Where’s the proposition? How cars, fries and bras have been defying convention
I was preparing a lecture recently on the theme of propaganda and advertising for the University of Westminster in London and it got me thinking about the way in which major corporations have become wary of traditional approaches to ad campaigns. I’ve blogged before about Volvo’s “Mystery of Dalaro” mockumentary and the “Life on Board” project, which take a surprisingly subtle approach to selling cars. It’s almost as if the in-your-face hard sell is thought to be counter productive nowadays. Perhaps the public is just too street wise? If we know we’re being sold to, we turn off. It’s therefore better to dress your commercial message in some unusual clothes. You can catch folk unawares before they dismiss your creative approach as commercial propaganda.
Audi’s “Art of the Heist” is perhaps the most elaborate exercise in this new ‘project’ genre and what they did to promote the A3 in the States is almost too complex to cover here. You can get a flavour at www.theartoftheheist.com and www.stolena3.com In a nutshell, agency McKinney-Silver created a three-month storyline involving a vehicle that had supposedly been stolen and then embellished it with movie content, multiple websites and real-time gaming that involved the general public. It all ended in an event at a Santa Monica hotel that was broadcast live over the web.
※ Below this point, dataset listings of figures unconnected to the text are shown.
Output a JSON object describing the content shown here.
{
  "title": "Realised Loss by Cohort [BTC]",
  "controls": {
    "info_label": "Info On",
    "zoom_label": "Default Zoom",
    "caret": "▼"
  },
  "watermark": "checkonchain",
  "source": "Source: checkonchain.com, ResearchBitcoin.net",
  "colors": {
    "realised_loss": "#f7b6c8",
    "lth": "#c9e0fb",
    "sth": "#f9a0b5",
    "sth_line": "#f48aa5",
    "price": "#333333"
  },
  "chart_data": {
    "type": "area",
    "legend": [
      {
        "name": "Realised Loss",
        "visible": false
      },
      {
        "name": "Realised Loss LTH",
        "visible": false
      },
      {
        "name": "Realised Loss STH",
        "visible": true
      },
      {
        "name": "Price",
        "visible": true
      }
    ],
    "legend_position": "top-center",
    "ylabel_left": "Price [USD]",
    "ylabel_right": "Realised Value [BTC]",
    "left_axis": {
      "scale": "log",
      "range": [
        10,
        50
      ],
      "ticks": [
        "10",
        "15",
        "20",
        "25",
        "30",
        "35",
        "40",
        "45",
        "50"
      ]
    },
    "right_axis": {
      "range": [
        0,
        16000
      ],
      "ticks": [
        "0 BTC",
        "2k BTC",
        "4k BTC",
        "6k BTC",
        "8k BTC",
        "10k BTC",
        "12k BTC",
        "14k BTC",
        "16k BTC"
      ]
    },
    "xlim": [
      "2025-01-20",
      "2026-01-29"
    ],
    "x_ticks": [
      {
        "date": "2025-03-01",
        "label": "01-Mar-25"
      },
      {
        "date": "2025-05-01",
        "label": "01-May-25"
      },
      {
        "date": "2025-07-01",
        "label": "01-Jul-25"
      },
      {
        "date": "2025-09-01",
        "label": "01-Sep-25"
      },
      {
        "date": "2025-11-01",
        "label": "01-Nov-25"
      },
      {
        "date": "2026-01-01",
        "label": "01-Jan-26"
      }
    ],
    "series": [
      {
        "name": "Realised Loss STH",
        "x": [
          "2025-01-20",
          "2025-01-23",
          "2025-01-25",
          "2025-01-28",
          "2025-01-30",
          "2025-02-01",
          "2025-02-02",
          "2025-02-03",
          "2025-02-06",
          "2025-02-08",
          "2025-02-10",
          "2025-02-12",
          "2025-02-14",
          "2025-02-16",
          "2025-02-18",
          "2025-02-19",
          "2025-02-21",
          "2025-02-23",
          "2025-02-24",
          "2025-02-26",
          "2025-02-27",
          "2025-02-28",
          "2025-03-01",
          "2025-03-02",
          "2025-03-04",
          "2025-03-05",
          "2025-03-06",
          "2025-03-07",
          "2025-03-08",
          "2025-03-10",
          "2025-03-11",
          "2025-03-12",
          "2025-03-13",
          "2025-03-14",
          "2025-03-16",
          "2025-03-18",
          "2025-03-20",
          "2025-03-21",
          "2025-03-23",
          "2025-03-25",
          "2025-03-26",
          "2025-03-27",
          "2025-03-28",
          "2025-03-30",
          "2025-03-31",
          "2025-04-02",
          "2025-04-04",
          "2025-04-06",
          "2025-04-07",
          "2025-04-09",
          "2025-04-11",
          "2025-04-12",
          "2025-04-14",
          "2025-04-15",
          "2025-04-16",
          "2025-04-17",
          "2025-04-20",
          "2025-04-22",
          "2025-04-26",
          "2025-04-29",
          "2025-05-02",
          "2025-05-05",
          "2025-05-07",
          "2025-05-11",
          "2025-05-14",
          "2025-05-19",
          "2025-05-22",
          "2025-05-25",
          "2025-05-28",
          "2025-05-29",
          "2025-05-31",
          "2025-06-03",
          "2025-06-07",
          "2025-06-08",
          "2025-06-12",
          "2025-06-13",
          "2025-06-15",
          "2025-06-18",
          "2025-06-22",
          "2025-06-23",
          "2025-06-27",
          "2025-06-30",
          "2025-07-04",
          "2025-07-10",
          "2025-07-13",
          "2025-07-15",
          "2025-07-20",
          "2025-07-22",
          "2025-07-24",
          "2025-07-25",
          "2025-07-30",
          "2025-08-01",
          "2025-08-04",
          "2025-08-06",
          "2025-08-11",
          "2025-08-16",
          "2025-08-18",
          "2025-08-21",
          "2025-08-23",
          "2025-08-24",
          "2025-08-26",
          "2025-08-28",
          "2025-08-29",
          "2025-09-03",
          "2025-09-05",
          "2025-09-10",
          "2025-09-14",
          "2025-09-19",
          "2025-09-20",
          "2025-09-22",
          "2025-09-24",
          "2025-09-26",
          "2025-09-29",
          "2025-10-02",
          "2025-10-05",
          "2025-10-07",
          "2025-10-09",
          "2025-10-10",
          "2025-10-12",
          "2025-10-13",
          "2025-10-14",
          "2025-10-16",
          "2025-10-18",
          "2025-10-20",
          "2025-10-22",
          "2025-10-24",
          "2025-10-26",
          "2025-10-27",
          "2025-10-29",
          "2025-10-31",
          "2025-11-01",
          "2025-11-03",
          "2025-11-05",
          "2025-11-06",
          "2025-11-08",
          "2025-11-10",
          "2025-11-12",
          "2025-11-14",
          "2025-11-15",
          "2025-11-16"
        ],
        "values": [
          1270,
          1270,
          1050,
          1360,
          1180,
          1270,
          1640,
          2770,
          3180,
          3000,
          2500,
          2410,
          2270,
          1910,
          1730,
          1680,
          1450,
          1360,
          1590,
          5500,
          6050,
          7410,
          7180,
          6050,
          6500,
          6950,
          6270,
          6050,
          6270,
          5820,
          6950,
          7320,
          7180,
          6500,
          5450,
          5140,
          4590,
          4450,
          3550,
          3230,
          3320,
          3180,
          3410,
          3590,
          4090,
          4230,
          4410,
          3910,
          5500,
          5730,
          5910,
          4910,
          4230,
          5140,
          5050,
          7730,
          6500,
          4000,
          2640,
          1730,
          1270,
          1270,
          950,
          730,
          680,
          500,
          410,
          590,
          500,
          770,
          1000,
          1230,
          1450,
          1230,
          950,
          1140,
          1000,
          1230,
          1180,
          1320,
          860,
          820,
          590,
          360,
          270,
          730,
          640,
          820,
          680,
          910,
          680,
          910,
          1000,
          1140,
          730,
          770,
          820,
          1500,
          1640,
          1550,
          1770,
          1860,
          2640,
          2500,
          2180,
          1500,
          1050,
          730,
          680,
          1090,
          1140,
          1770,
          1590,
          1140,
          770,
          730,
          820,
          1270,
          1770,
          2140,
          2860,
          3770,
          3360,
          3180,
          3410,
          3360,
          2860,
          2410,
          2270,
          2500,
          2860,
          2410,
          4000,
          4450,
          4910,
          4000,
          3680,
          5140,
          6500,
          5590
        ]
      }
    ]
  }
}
Certainly a long way from the TV commercials we all grew up with. Whatever happened to the motor chasing its way through narrow mountain passes or skidding to a halt in the middle of the Arizona desert?
It’s not only car manufacturers that have got in on the act, however. Early in 2005, Americans were treated to the McDonalds French fry that looked like Abraham Lincoln. Blog pages and auctions on Yahoo! were just as critical to the success of the campaign as the TV commercials (see http://lincolnfry.yahoo.com/), although it has to be said that the television spots are beautifully written and directed.
At first glance, these campaigns seem to break some of the basic, age-old rules of advertising. Why isn’t the product centre stage? Where is the core, compelling proposition? On the first point, I’d argue that Audi A3s and the McDonalds fries are still core products, even if they’re ‘stolen’ in a make-believe game or shaped to look like former US Presidents. There’s no denying, however, that the classic sales pitch is hard to identify. The directness much beloved of old-school advertising executives has been replaced by something that’s altogether more touchy-feely. One can only assume that it’s thought to work though, as the budgets involved in some of these exercises would make failure difficult to contemplate.
When it comes to weird and wonderful approaches, there is of course a sliding scale. Some brands don’t go the whole hog, but still find an unusual and offbeat angle. A good example would be the recent UK campaign for Wonderbra, which doesn’t feature the product directly but concentrates instead on the public’s reaction to it. Experience WonderYou by clicking here. It may not be as elaborate as some of the other campaigns, but it does still defy convention to a certain degree.
American adman Rosser Reeves is credited with inventing the concept of the USP, which has served marketing professionals well over many decades. If he were working today, I’m not entirely sure what he’d make of cars that disappear and bras that hide themselves away. But to paraphrase one of his own famous remarks, if it makes the goddam sales curve go up rather down, it can’t be all bad.